The following oddity from a reader:
When is an amendment not an amendment? When it’s a separate agreement!
From the introductory paragraph of a supplier’s attachment to another agreement:
IMPLEMENTATION ASSISTANCE AMENDMENT NUMBER ONE TO BASIC LICENSE AGREEMENT NUMBER [redacted] CUSTOMER: [redacted]
This Amendment, together with the terms and conditions contained int he Basic License Agreement, dated January ___, 2010 shall constitute a separate and distinct Agreement between the parties. All the terms and conditions of said Basic License Agreement continue in full force and effect and shall control this Amendment unless specifically modified hereby.
I’m not entirely sure what this means.
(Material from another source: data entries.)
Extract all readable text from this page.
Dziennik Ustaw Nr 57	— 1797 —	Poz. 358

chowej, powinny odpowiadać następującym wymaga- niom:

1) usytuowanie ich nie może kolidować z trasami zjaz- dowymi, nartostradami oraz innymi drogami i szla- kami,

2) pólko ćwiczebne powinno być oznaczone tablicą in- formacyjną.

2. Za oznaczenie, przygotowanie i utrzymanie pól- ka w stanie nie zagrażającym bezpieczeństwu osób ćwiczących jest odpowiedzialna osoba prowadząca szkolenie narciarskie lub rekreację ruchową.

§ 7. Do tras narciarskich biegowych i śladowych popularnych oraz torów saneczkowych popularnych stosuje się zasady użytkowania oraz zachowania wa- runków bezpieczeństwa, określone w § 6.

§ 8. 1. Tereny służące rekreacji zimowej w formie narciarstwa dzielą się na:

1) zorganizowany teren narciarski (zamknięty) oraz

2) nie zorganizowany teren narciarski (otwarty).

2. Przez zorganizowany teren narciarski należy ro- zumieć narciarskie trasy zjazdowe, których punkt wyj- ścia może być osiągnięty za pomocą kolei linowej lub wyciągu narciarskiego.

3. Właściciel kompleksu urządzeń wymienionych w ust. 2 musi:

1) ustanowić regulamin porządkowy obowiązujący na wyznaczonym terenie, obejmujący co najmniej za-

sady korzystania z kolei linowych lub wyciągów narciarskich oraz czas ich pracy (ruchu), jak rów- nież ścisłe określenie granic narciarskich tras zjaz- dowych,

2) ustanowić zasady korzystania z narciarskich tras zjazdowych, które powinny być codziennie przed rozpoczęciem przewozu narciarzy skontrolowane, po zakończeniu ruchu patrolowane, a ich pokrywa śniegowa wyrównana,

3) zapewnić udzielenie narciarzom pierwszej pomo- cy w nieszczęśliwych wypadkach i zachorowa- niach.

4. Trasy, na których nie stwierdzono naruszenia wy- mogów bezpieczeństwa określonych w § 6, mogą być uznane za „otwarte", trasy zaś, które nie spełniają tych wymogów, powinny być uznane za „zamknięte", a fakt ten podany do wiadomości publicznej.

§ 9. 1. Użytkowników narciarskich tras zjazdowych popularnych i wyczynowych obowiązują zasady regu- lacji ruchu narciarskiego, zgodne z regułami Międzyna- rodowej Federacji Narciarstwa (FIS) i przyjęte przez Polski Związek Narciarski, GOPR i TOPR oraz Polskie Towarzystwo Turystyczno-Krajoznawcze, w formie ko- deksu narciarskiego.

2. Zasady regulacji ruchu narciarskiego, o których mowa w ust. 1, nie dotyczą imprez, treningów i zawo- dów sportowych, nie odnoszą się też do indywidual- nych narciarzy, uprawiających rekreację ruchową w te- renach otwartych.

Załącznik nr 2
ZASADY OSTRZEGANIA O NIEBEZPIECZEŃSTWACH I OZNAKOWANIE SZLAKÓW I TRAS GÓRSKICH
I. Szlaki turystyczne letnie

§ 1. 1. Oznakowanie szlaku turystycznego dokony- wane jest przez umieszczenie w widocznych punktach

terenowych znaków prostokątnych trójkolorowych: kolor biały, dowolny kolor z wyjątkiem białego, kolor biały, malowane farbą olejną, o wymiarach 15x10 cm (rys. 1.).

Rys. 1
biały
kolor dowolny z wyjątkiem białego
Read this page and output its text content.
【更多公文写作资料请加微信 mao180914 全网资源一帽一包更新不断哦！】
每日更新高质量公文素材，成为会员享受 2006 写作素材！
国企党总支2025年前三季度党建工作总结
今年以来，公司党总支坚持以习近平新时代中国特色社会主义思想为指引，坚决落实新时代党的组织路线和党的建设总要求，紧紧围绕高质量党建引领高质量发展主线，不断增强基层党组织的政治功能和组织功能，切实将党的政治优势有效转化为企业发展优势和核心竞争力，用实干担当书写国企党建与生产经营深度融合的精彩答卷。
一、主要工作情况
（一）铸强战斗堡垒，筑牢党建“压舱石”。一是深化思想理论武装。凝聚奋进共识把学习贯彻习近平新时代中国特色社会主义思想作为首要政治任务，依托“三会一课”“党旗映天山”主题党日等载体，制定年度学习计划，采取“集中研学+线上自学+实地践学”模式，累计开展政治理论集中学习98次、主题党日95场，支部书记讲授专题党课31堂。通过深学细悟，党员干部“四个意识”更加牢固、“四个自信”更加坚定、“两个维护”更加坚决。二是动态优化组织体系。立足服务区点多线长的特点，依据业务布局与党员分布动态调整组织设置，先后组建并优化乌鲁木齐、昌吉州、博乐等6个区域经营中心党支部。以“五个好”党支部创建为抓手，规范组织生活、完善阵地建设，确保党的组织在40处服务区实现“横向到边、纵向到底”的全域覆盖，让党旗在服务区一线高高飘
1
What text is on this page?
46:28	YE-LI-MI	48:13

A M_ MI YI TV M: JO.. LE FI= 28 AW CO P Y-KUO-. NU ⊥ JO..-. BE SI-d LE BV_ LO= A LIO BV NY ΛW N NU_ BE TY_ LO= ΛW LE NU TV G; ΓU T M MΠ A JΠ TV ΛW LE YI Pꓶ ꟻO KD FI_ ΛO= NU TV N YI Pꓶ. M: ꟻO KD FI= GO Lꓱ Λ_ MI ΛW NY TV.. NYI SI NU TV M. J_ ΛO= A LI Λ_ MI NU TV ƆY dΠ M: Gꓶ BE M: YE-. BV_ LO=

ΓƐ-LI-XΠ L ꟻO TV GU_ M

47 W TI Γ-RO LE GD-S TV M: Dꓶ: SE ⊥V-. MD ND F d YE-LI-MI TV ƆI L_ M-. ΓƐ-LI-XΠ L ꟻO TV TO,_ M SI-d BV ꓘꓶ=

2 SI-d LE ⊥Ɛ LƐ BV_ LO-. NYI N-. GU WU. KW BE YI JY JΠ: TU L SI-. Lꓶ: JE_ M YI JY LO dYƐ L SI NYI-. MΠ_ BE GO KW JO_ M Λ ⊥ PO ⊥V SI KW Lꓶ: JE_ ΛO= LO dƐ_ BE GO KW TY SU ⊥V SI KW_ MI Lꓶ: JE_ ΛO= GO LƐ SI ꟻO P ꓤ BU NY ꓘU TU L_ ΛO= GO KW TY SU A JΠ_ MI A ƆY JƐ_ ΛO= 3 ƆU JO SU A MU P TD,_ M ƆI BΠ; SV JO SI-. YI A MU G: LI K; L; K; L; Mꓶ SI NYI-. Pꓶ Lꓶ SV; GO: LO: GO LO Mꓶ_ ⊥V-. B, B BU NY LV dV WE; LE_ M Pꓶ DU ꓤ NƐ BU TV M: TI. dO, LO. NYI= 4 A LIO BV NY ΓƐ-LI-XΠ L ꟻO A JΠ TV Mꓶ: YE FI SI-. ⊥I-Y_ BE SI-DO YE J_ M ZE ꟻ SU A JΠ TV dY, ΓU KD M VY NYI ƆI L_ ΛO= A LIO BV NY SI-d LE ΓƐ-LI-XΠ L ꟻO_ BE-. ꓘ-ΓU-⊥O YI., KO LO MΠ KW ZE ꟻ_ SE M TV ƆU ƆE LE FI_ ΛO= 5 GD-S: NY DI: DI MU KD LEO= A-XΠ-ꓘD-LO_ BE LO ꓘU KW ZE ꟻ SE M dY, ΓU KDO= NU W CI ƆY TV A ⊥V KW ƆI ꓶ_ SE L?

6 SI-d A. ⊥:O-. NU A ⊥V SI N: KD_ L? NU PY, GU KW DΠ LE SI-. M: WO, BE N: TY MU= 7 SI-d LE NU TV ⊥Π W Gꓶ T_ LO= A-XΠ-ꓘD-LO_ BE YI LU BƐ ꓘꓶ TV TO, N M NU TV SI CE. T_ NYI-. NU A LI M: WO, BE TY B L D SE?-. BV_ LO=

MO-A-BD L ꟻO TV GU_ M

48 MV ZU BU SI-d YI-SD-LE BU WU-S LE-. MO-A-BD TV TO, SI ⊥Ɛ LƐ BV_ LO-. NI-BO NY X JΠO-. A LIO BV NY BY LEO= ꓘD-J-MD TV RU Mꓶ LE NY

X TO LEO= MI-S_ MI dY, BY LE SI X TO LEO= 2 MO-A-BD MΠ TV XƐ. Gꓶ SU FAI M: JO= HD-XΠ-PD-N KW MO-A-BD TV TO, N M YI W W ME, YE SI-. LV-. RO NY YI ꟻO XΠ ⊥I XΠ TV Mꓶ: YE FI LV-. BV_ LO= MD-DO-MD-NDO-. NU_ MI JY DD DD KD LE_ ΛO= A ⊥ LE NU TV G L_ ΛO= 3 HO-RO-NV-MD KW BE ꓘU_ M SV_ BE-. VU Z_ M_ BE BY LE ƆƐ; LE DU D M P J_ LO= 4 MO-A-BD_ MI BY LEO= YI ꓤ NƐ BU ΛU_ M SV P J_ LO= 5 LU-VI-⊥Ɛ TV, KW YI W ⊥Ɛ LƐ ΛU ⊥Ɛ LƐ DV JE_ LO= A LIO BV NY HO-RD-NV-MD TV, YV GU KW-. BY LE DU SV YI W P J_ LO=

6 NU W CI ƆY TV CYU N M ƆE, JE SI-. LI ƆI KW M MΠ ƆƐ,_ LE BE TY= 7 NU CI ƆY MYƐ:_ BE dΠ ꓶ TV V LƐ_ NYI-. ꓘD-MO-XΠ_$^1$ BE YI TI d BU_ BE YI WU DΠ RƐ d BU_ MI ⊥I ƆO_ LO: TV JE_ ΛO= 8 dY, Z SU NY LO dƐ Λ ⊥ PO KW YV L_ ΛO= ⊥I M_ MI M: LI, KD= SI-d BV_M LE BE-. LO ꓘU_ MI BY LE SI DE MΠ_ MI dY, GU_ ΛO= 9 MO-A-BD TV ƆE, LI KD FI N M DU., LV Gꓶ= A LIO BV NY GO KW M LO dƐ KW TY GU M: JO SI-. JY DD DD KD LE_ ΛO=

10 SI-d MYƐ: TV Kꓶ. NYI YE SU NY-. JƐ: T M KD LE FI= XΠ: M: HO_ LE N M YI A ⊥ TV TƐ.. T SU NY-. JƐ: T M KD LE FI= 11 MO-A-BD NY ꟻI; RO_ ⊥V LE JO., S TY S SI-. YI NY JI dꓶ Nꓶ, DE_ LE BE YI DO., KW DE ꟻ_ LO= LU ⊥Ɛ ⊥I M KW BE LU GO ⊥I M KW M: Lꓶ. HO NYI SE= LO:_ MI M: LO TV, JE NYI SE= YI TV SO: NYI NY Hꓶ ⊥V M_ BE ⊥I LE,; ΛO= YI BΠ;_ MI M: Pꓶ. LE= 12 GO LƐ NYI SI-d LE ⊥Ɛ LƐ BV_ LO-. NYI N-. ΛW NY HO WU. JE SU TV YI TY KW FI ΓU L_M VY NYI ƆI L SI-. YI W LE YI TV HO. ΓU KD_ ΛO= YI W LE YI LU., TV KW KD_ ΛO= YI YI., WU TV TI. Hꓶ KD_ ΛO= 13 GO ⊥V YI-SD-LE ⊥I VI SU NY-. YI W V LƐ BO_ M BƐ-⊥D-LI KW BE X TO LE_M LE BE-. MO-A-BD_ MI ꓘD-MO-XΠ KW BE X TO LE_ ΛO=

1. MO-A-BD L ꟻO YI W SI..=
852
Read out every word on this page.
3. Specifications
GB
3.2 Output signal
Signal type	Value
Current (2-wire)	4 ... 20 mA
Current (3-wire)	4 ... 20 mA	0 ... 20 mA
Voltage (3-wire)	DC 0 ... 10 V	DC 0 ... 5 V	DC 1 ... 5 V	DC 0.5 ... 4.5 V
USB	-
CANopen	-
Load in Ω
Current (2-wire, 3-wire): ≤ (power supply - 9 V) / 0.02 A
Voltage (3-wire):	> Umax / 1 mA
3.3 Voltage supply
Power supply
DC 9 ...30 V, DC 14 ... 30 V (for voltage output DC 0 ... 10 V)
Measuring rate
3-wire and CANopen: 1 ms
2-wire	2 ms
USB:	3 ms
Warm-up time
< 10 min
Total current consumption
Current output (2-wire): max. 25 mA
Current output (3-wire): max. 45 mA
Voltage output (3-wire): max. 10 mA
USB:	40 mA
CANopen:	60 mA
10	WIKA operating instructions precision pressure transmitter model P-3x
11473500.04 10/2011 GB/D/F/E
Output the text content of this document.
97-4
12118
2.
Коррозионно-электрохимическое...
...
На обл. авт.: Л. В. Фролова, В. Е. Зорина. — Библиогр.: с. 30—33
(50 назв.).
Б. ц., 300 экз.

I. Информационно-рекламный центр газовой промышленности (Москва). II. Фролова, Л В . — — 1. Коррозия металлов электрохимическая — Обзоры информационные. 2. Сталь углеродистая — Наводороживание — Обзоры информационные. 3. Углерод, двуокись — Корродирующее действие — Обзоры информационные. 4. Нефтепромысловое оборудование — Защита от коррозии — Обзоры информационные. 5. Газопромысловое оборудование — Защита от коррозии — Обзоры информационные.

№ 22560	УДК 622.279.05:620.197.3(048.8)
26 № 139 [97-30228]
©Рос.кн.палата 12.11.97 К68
From what I gather, what they really intend is for this “Amendment” not to amend anything, but to use the “Basic License Agreement” as a master set of terms and to add additional terms to address “implementation assistance” services. Sort of like an addendum with additional legal terms. Nevertheless, I wonder whether its prudent under any circumstance to refer to something as an “amendment” when you don’t intend it to modify the agreement to which it is attached.
From the world of bizzaro-drafting!
I agree: don’t give anything in a contract a misleading label, because someone—notably a judge—may take you at your word.
2 thoughts on “When Is an Amendment Not an Amendment?”
Not to mention that this would cause all kinds of chaos where there are tolling issues, such as in a mortgage or other document that would be given debtholder priority based on its effective date.
from your answer, i get it that an addendum does not have the effect to amend an agreement? do you know of any scholarly witings on this topic or have you written anything more detailed about addendums?